Şimdi onlar babaları kadar bile olsa “tarafsız ve aidiyetsiz gazetecilik” yapabilecekler mi?..

Hayır yapamayacaklar!..

Bunun şartları artık hiç kalmadı Türkiye’de!..

***


Zaten çocuklara gerek yok “babalarına bile; 2002 yılında, bu hükümetten de önce, bu ülkede öyle bir gazetecilik yapma hakkının olmadığını” uygun dille söylemişlerdi...

***


Üçüncü köprünün yapılması muhteşem bir gelişme... Üçüncü havaalanı...

Türkiye’nin yakın gelecekte onüçüncü ekonomi olması...

Vizesiz Avrupa’ya gidecek olmak...

Hepsi mükemmel de “bu çocuklar istikbalde ne iş yapacaklar?..”

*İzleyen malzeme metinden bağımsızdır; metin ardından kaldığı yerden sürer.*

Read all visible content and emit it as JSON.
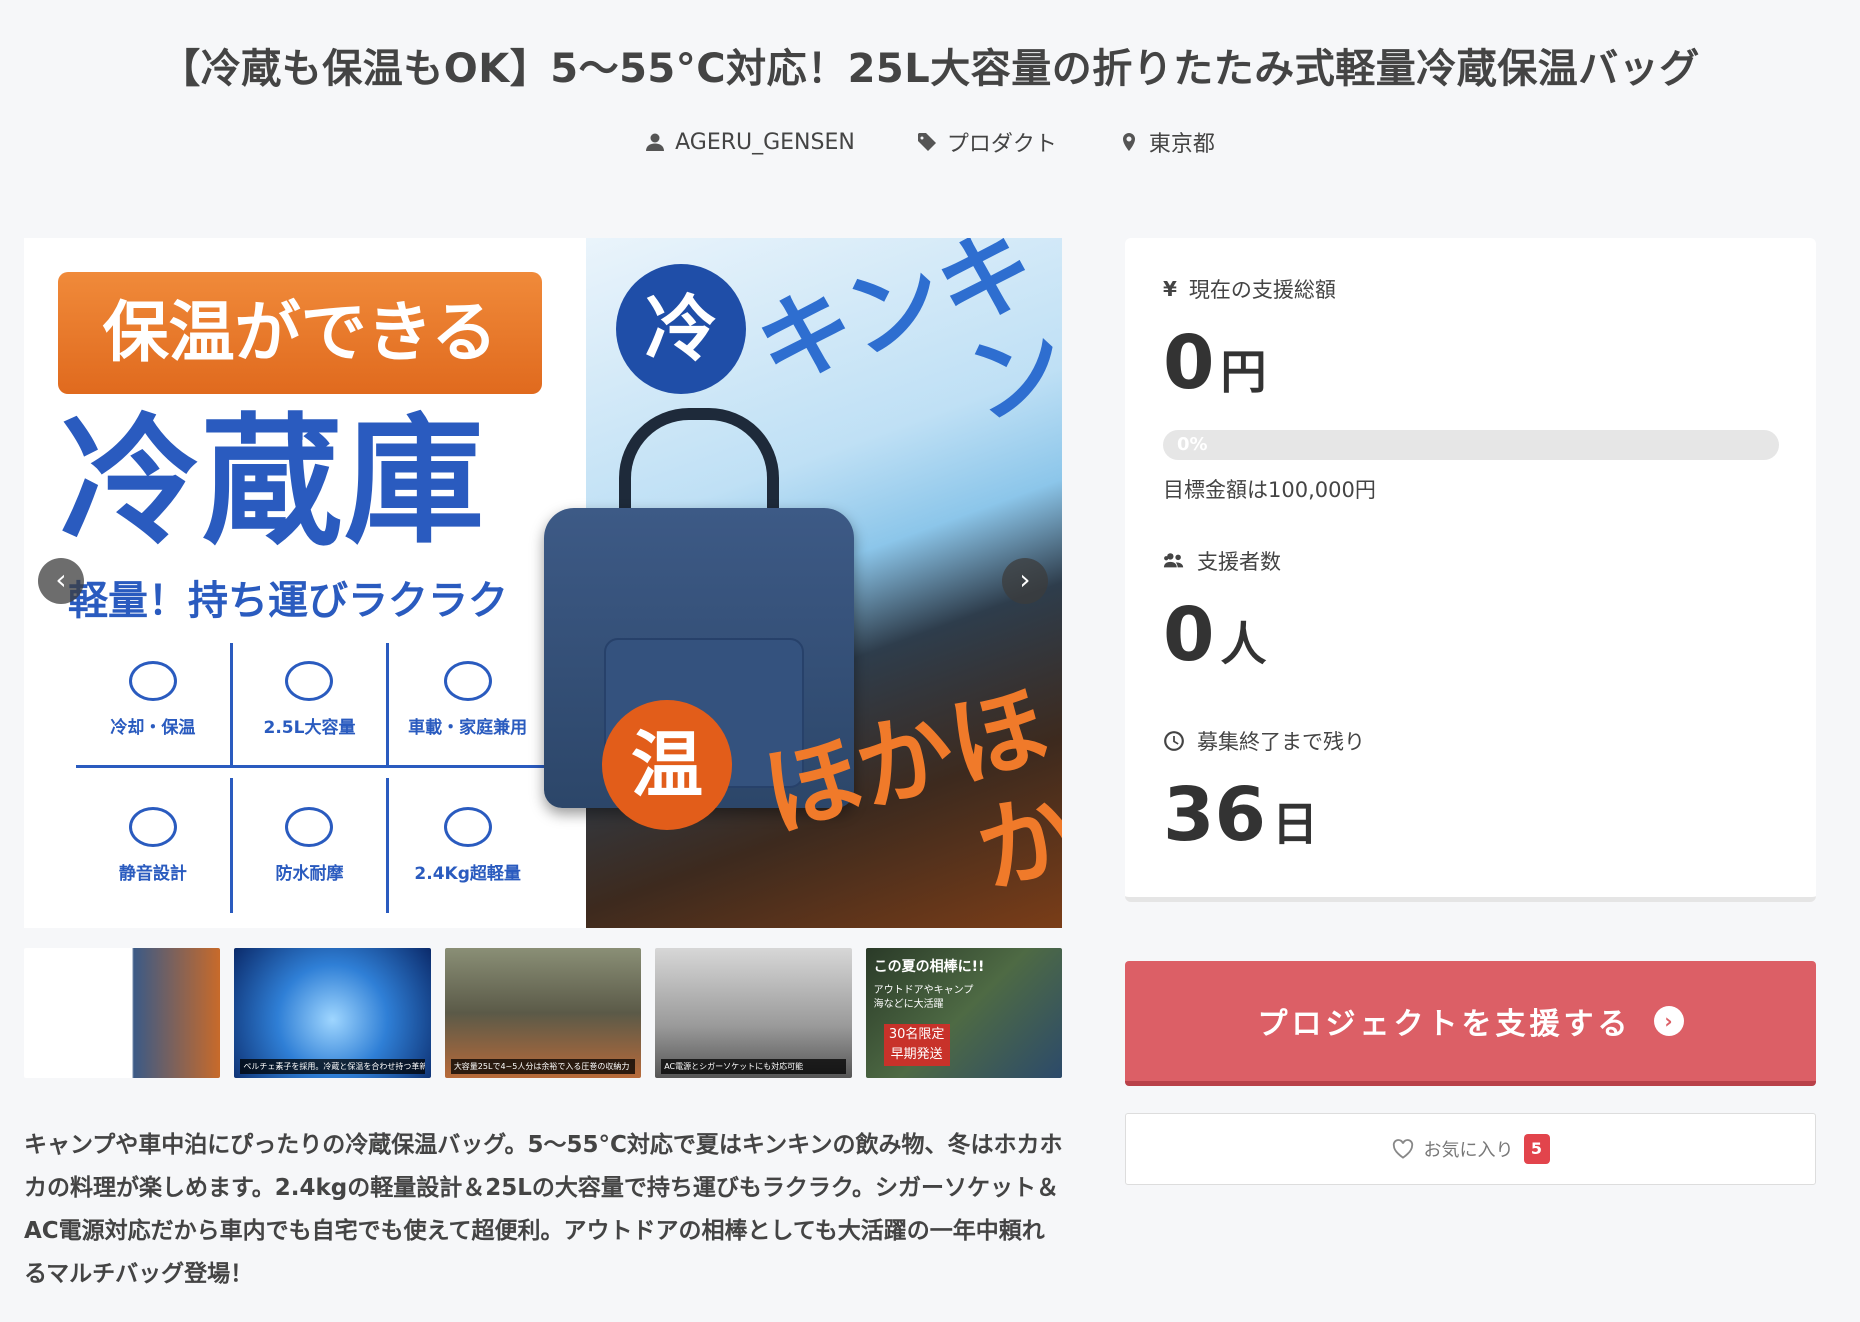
{
  "project": {
    "title": "【冷蔵も保温もOK】5〜55°C対応！25L大容量の折りたたみ式軽量冷蔵保温バッグ",
    "owner": "AGERU_GENSEN",
    "category": "プロダクト",
    "location": "東京都"
  },
  "hero": {
    "banner": "保温ができる",
    "headline": "冷蔵庫",
    "subline": "軽量！持ち運びラクラク",
    "features": [
      "冷却・保温",
      "2.5L大容量",
      "車載・家庭兼用",
      "静音設計",
      "防水耐摩",
      "2.4Kg超軽量"
    ],
    "cold_badge": "冷",
    "cold_text": "キンキン",
    "hot_badge": "温",
    "hot_text": "ほかほか",
    "prev": "‹",
    "next": "›"
  },
  "thumbnails": [
    {
      "title": "",
      "caption": ""
    },
    {
      "title": "",
      "caption": "ペルチェ素子を採用。冷蔵と保温を合わせ持つ革新的バッグ"
    },
    {
      "title": "",
      "caption": "大容量25Lで4~5人分は余裕で入る圧巻の収納力"
    },
    {
      "title": "",
      "caption": "AC電源とシガーソケットにも対応可能"
    },
    {
      "title": "この夏の相棒に!!",
      "sub": "アウトドアやキャンプ 海などに大活躍",
      "badge_line1": "30名限定",
      "badge_line2": "早期発送"
    }
  ],
  "description": "キャンプや車中泊にぴったりの冷蔵保温バッグ。5〜55°C対応で夏はキンキンの飲み物、冬はホカホカの料理が楽しめます。2.4kgの軽量設計＆25Lの大容量で持ち運びもラクラク。シガーソケット＆AC電源対応だから車内でも自宅でも使えて超便利。アウトドアの相棒としても大活躍の一年中頼れるマルチバッグ登場！",
  "stats": {
    "amount_label": "現在の支援総額",
    "amount_value": "0",
    "amount_unit": "円",
    "progress_text": "0%",
    "progress_fraction": 0,
    "goal": "目標金額は100,000円",
    "backers_label": "支援者数",
    "backers_value": "0",
    "backers_unit": "人",
    "remaining_label": "募集終了まで残り",
    "remaining_value": "36",
    "remaining_unit": "日"
  },
  "actions": {
    "support": "プロジェクトを支援する",
    "favorite": "お気に入り",
    "favorite_count": "5"
  },
  "colors": {
    "accent": "#dc5f66",
    "badge": "#e2444c"
  }
}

Bağımsız, bağlantısız, aidiyetsiz, tarafsız...

Bunu merak etmekteyim...

Biliyorum “taraf olmayan bertaraf olur...”

Bu söylendi...

Benim bertaraf olduğum kesin de, “çocuklarımı nasıl bertaraf olmaktan kurtarırım, onu düşünüyorum...”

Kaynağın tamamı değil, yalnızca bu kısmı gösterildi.